Во дворе, против Административного корпуса, уже рокотал «студебеккер». Кузов его был заботливо укрыт темно-зеленым тентом — зеков не возили в открытых машинах. Конвой стоял с двумя овчарками рядом с тяжелой машиной. А в сторонке все три опера молча наблюдали за отправкой этапа. Уж было начали посадку, но из корпуса вышел сам полковник Мамулошвили и обратился к этапникам с напутственной речью такого рода:
— Вы не умели соблюдать лагерную дисциплину здесь, в теплом климате. За это побудете в климате холодном, где 12 месяцев зима, остальное лето. Там будете искупать свою тяжелую вину перед родиной. Кто хорошо потрудится — тот получит быстрее свободу, потому что там, куда вы направляетесь, есть зачеты за перевыполнение нормы. Будете работать в северных условиях так, чтобы нормы выполнялись на полтораста процентов, и день такой работы снимет с вас два, а то и три дня лагерного срока! Вот так! Ну, отправляйте!
Рональд садился последним. Он уже поднял ногу на ступеньку, чтобы перекинуться в кузов, как конвоир потянул его за рукав.
— Зовут тебя к начальству! Вот к тем, троим! В полном недоумении он приблизился к «кумовьям». Старший криво ухмыльнулся.
— Что, небось жуть берет, а? Ведь на Крайний Север поедешь, там тебе не здешний кобринский курорт! Небось дрейфишь перед отъездом, а? Ну, говори, понос с утра сделался? Говори! Ведь небось дрищешь со страху? А?
Рональд мрачно потупился в землю и не говорил ничего. Странно, об отъезде он и не очень печалился, хотя впереди наверное ждали только новые мучения. Уж очень ему здесь обрыдли эти рожи...
— Так вот, что я тебе скажу, Вальдек! Езжай, не бойся, нигде тебе плохо не будет! ПОТОМУ ЧТО ТЫ — НЕ СПЛЕТНИК! Понял меня? Ну, езжай!
* * *
И опять бил корпус Краснопресненской пересылки.
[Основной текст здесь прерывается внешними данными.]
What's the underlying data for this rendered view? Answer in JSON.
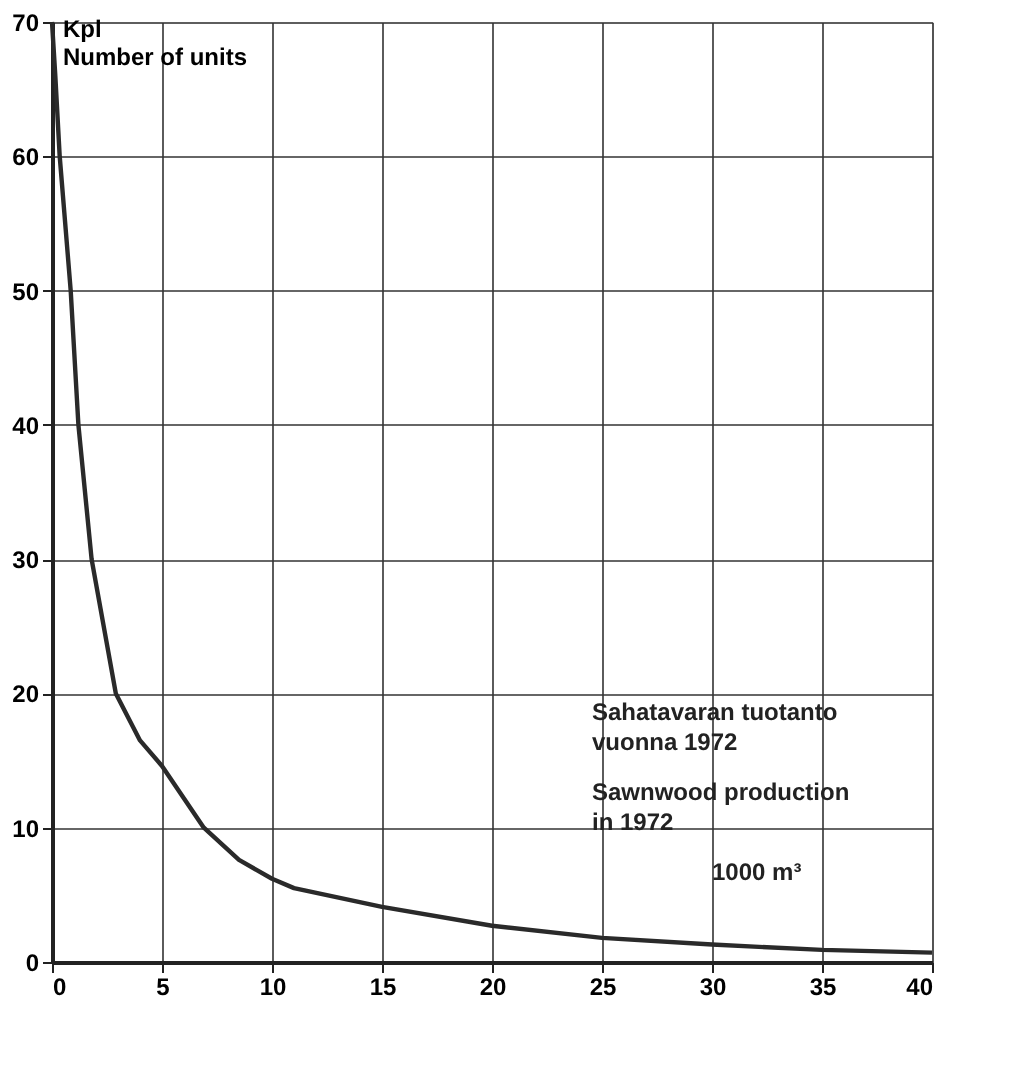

Снова лежали на нарах рядом с Иваном Федоровичем, и Рональд Вальдек «тискал романы», по-своему переделывая то Вальтер Скотта, то Киплинга, то Хаггарта, а то и просто фантазируя и комбинируя какие-то образы и ситуации. Он и не предвидел, каким благом обернется для него в лагерном будущем это умение складно вязать романтические ситуации и рисовать благородных и бесстрашных героев!
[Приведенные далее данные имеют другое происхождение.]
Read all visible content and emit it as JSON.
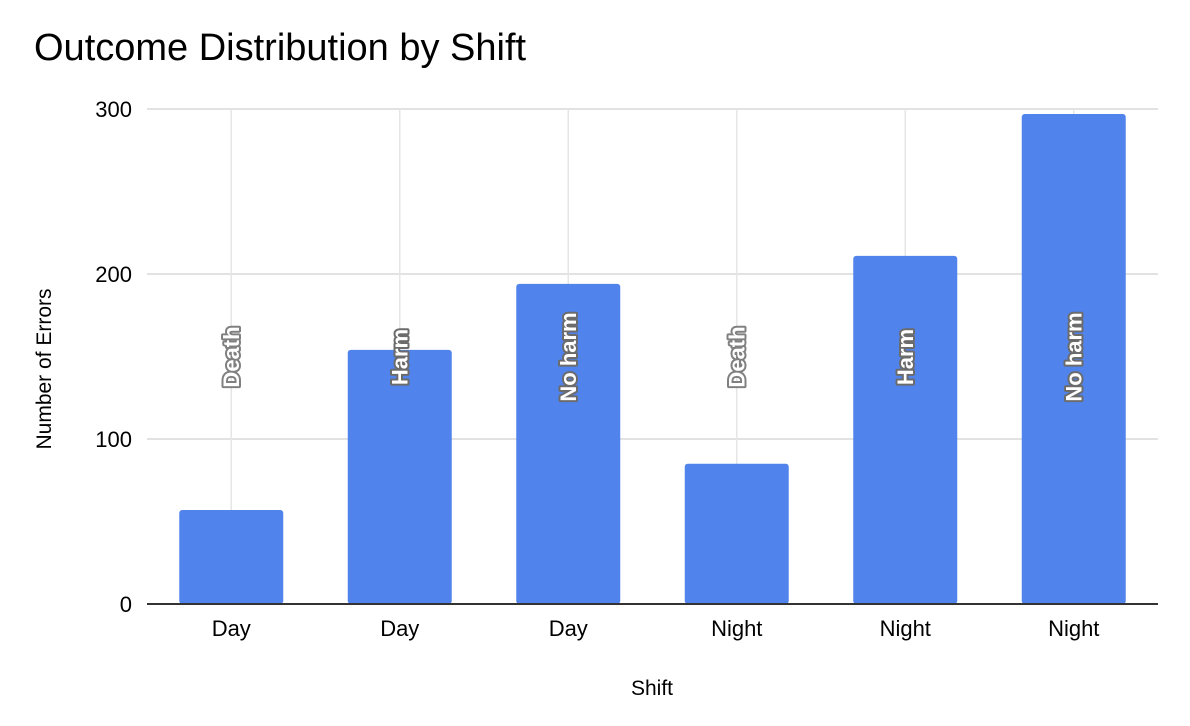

...Их вывозили на Север особым «товарным» эшелоном в начале июня 1947 года. В пути было все, что делает этап тяжелейшим из всех видов тюремно-лагерного наказания: знаменитый вологодский конвой, который, как всем известно, шуток не понимает. Проверочки, когда из одного вагонного угла всех 76 пассажиров перегоняют ударами деревянного молотка в другой угол за какие-нибудь две-три секунды. Шмоны! Питание селедкой с хлебом без воды (упросили конвоира сходить с бачком к паровозу, взять воду из тендера, хотя была она с примесью соды — и все потому, что у одного из кобринских зеков оказался родной брат в составе вологодского конвоя: один брат лежал на нарах и просил воды, другой брат стоял в тулупе на вагонной площадке, готовый открыть огонь по вагону при малейшем подозрительном движении живого груза)... И, начиная от града Кирова, въехал эшелон в царство лагерное, где было все деревянным, от ложек до водокачек, а все люди — заключенными, от машинистов до главных инженеров, где «вольняшки» тоже были либо вчерашними лагерниками, либо ссыльными — за веру, национальность или провинность, приписанную волею следователя, и где, миновав границы республики Коми, этапники услышали, что прибыли они в ту благословенную богами ГУЛАГа страну, чьи обитатели делятся на три человеческие категории: комиков, трагиков и вохриков.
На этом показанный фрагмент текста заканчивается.